The findings of the study done by Wong and Cummings (2007) and Kenmore, (2008), suggest that there is a relationship between leadership and patient satisfaction, patient mortality and patient safety outcomes, adverse events and complications. Positive leadership behavior increased patient satisfaction, and decreased incidences of patient mortality, adverse events and complication (Wong & Cummings, 2007). Effective nursing leadership is essential to the creation of practice environments with appropriate staffing level, that support nurses in preventing unnecessary death, adverse events and complications (Wong & Cummings, 2007). A recent study done in mental health service organizations show that, both organizational culture and organizational climate impact work attitude and subsequently staff turnover (Wong & Cummings, 2007). Effective leaders can also help in the recruitment process by recruiting staff as per the job description and thus help in the organizational development (Neilsen et al., 2008 and Sellgren et al., 2006). The study done by Wong and Cummings (2007), in Singapore, to determine the effect of leadership behavior on employee outcome, shows that in times of stress and chaos, leadership styles that transform, create meaning in the midst of turmoil and produce desirable employee outcome are more beneficial for organization’s existence and performance.

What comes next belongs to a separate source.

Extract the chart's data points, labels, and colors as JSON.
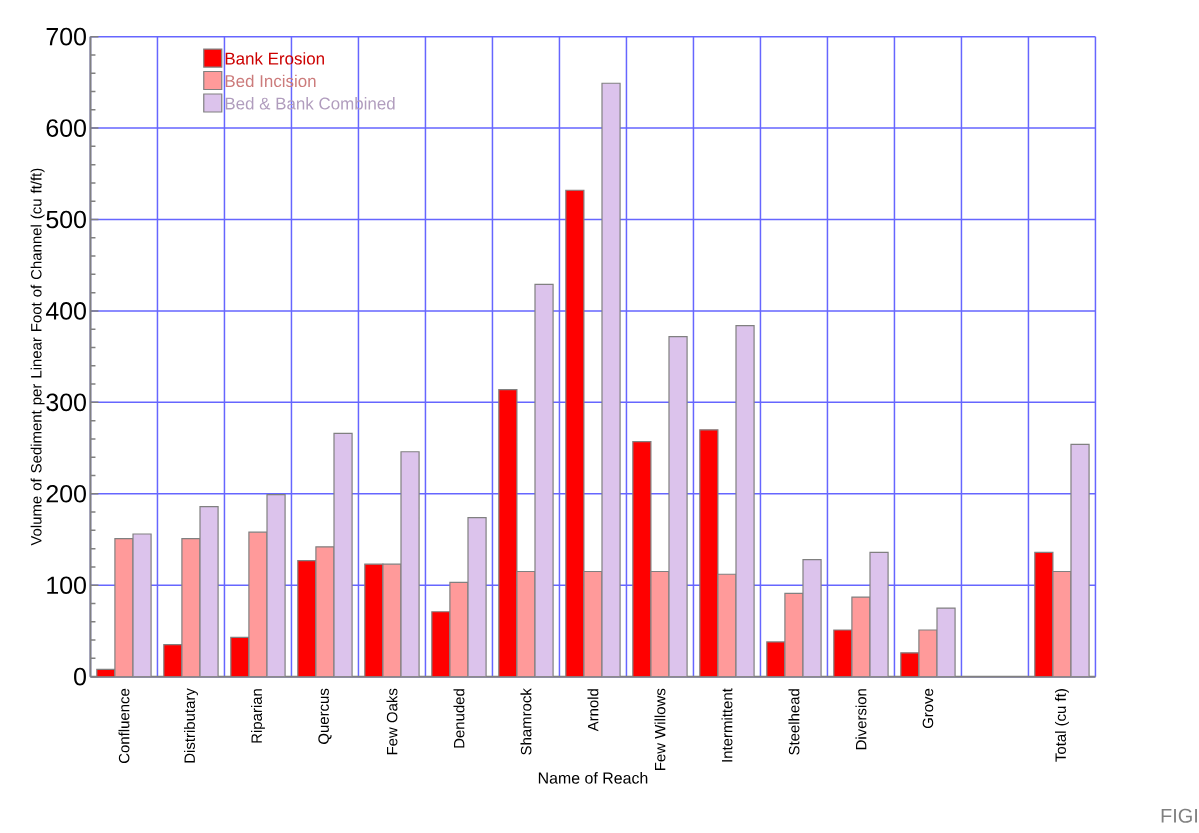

In conclusion, it is apparent that nurses can lead the health care industry as they comprise the major component of all health care employees; being on the front line and having the most frequent direct contact with the patients and their families. The increasing emphasis on fiscal accountability in global recessionary times places even greater emphasis on measuring organizational effectiveness (Joyce, 2009). The need to move a health care organization forward in an era of declining profit margin, diminishing capacity, manpower shortages and technological expansion cannot be overstated. The call for the nurses to become recognized leaders of health care industry; possessing the knowledge, skills and attitudes relevant for effective leadership and the necessity to use the technology of the 21st century to aim for an essentially global community are the key perspective significant to nursing leadership and management(Jumaa, 2008). Effective leadership behavior is the key to productive and happily satisfied nurses with great organizational commitment. Nevertheless, it is how the leader leads in the context of the setting which is paramount. To sum up, positive or effective leadership is critical towards achieving and driving organizational effectiveness.